When I left full time employment, I arranged with my contractor
employer and the customer to stop being the manager, and become an analyst on
the team that I had previously managed. Someone else on the team became the
manager.
Eric Conrad had approached me about a project he was working on that
would involve travel and development work. SANS had asked me to start teaching
SEC401 at the Learning Tree in five days. I asked them for at least ten of
these runs in the first year. Ten scheduled, but only six filled. I had
basically scheduled myself 150% of the time because I was afraid that my “pipeline”
of work wouldn’t come through. I was correct in some ways, but still over
subscribed.
(The talks pictured are extra presentations I've written and are publicly available for download from: https://mgt517.com/soc . It's the sort of extra work that needs to be done to continue to develop one's knowledge and community outreach in pursuit of being an independent contractor and SANS instructor.)

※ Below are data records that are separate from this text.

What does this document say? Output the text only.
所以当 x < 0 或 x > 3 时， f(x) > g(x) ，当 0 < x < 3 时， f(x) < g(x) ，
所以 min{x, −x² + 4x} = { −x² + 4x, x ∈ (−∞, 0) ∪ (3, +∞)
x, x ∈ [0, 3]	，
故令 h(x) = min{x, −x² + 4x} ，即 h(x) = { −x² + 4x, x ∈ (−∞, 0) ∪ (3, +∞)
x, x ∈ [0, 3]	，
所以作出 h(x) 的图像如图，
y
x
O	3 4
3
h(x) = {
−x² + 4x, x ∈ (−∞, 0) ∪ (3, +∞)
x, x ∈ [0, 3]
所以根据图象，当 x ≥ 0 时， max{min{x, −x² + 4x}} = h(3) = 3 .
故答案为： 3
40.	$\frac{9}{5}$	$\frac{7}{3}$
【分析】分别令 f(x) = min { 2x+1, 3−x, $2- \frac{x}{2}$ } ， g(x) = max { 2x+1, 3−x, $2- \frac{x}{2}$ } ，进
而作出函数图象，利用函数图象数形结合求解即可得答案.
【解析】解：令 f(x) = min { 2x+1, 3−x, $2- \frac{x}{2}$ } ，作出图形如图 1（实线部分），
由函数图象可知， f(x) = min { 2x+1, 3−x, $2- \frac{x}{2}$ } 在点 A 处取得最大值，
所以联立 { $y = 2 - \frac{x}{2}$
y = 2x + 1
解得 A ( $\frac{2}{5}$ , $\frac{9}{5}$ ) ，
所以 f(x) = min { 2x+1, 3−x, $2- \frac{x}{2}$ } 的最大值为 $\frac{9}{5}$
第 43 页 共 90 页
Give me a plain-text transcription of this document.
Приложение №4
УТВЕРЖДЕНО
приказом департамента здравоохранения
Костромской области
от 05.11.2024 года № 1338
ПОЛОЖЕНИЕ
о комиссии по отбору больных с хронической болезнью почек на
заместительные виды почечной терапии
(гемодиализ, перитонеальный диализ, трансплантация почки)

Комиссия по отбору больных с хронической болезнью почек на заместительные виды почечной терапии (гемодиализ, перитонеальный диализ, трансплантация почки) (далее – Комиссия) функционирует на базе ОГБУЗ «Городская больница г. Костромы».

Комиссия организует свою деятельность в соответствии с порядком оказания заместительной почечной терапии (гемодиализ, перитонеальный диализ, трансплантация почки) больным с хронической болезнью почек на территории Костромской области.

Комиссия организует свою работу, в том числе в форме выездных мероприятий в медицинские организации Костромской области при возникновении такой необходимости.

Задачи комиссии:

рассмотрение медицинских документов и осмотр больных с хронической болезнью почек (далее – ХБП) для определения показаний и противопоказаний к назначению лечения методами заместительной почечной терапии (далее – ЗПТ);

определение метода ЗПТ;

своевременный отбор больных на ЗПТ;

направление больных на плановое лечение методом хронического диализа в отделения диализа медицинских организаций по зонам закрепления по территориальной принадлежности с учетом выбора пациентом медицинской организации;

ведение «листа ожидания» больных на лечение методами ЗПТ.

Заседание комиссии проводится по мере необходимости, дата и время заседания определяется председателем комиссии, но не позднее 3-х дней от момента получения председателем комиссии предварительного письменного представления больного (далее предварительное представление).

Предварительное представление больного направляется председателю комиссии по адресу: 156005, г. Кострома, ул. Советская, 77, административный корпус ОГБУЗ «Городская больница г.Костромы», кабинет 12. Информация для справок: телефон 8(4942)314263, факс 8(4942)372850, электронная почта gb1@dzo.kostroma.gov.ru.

I became a Certified Instructor in 2012. “Jul 18, 2012 at
2:44 PM. subject: Promoted to Certified - Chris Crowley.” I was teaching a lot.
I was travelling a lot.
I’ve been traveling a lot since 2011. I’ve been home since I
returned from Tokyo, Japan on March, 9th 2020. Today is May 9th,
2020. (Update: August 18th, 2020 and I haven't left home for any work travel yet.) I think these two (now five) months are the longest contiguous time period that I’ve
stayed at home without work travel in the last ten years. I’m really enjoying
it. I’ll be happy to pick up when it’s safe to resume travel.
There’s a new chapter unfolding for me in 2020. I’m really
excited to tell you about it, but I can’t yet. It’s going to be a really big
surprise, and you won’t guess what it is. Some of you are going to hate it, and some of you are going to be really happy for me. I'm excited! (Update: this has been deferred until 2021, but it is still coming to fruition!)